This utility, Format4Blog, has been after me to be written almost since the day I started to learn Scheme. It is starting to show signs of maturity, being that I've now used it on one of my blog articles as the main formatting tool. Still, there are some gaps in what it can do and what I would like it to do.
What it can do is format a Scheme source file for use on a blog, or any web page for that matter. It really needs to have the source file marked up in block comments between text and code, so that the code has been marked as <pre>formatted and the text in the comments has been marked up with any css style in my blog's stylesheet, which is a subset of my website's stylesheet. For my style of documentation this adds very little extra work, as I am in the habit of documenting my source files extensively with XML inside of block comments. When I create a source that is destined to be a blog article I merely switch to coding with HTML for markup, rather than XML for content.
What happens with the source file is that it is parsed by a rather thorough Scheme lexer which emits different classes of tokens. There's a class for symbols, constants, strings (including here strings), comments (including block comments), builtin identifiers, and a growing list of what I call library identifiers. Library identifiers end up being roughly anything that isn't R5RS Scheme, but wasn't defined by the programmer. So, it includes PLT extensions to the language as well as functions found in SRFI's. I say growing list, because the lexer makes this distinction based on a list of R5RS Scheme identifiers, and another list which stores the names of all the other identifiers. As you can imagine, there are quite a number of library identifiers, and so far I've been adding them on an as needed basis. One of my release criteria is that I utilize a dictionary built from DrScheme source files to attempt to complete the list of library identifiers using match heuristics against the dictionary. A direct correlation is made between these lexeme classes and css classes, so that the output of the HTML is finely grained syntax directed stylized text, most notably color, but any text attribute can be unique within a class.

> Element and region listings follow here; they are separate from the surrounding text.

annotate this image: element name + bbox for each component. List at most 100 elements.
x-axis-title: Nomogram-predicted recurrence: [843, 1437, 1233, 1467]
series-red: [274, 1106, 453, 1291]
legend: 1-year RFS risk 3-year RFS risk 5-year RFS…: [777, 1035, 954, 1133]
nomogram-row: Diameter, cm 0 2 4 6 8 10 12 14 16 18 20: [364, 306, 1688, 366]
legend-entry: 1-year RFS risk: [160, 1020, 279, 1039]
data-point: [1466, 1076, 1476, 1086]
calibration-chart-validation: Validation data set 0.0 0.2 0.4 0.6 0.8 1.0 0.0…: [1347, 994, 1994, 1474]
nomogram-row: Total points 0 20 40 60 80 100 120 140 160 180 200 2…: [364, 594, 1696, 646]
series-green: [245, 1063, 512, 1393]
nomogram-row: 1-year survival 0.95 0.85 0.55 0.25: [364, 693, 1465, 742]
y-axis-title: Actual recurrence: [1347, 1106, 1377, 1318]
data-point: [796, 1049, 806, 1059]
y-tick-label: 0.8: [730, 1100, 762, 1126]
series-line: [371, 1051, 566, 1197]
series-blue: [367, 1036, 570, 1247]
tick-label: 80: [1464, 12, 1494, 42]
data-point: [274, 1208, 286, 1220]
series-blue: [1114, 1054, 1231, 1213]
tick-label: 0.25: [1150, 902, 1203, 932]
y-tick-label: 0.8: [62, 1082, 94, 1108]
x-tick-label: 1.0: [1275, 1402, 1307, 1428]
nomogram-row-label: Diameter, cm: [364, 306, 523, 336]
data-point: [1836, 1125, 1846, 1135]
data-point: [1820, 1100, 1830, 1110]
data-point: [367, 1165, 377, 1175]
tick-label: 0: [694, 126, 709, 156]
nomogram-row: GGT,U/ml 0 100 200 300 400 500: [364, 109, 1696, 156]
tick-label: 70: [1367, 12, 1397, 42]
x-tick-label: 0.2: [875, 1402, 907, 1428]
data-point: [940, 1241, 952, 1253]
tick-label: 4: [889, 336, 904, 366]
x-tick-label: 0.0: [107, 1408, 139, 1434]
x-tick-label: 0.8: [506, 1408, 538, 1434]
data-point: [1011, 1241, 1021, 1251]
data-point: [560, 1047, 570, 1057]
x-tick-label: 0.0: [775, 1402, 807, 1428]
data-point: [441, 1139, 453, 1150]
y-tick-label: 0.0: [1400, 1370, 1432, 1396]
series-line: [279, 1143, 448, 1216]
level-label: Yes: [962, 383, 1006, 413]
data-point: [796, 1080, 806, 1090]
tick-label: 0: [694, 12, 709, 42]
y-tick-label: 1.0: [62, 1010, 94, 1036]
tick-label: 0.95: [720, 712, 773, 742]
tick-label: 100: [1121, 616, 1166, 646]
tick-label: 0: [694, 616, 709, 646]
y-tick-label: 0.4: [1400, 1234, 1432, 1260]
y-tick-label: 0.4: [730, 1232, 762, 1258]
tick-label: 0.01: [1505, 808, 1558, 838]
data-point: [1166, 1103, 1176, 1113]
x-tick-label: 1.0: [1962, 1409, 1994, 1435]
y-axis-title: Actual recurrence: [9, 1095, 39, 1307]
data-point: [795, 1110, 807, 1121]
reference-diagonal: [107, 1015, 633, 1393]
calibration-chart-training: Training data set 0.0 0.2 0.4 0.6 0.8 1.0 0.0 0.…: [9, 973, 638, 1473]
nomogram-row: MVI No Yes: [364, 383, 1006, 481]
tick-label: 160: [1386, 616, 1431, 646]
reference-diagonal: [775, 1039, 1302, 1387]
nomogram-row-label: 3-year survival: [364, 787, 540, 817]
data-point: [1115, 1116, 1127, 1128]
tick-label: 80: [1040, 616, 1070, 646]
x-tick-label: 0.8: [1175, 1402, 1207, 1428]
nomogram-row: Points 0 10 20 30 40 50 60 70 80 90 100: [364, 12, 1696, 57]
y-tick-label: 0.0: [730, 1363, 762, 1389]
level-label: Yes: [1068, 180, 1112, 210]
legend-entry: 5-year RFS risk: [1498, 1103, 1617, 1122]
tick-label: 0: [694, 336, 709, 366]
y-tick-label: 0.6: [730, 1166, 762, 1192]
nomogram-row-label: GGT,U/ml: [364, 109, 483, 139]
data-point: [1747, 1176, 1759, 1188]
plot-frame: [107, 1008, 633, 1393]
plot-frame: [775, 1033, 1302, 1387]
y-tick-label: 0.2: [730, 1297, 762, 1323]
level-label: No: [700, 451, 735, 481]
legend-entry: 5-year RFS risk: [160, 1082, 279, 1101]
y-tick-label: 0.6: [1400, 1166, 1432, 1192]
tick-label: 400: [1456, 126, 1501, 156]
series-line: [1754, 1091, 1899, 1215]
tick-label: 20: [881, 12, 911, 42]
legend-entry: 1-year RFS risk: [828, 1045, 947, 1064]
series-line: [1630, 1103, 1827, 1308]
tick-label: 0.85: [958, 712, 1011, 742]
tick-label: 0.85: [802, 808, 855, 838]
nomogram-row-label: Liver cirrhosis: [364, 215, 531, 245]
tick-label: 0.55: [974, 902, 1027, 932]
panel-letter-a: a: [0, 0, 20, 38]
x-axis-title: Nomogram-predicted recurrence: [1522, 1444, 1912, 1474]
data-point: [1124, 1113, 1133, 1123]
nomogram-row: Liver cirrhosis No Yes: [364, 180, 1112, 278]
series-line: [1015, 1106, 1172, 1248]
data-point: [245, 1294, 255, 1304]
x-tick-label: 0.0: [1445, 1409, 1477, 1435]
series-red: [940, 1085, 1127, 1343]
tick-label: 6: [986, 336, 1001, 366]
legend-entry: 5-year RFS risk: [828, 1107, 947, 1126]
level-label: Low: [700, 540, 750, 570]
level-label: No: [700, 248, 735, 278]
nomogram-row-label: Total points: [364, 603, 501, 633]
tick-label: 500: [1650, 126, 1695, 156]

The lexer began life in the syntax-color library of DrScheme, but was modified in several areas. There were two big changes that had to be made, and several add-ons' to functionality. The first of the two was that the original lexer, like most good lexers, ignored white space, and for my purposes where code would be marked up as <pre>formatted it was essential that the white space be maintained. The other big change was that, again, in the tradition of normal lexing, it chose to skip completely over block comments, as if they where white space. This had to be fixed, since it is in those block comments that the text and HTML markup lives, hardly something one could simply toss away as white space. The additional functionality came in separating the original lexeme symbol class up into symbol, builtin, and library as discussed above. But there were other things I couldn't live without, namely, glyphs, and the lambda glyph in particular. So, there is now a pretty stable set of glyphs for lambda and arrows and such that make expository writing about Scheme so much nicer when you have them.
Once its soup you'll find out about it here or my web site, and the package will likely be made available on PlaneT as well as my web site.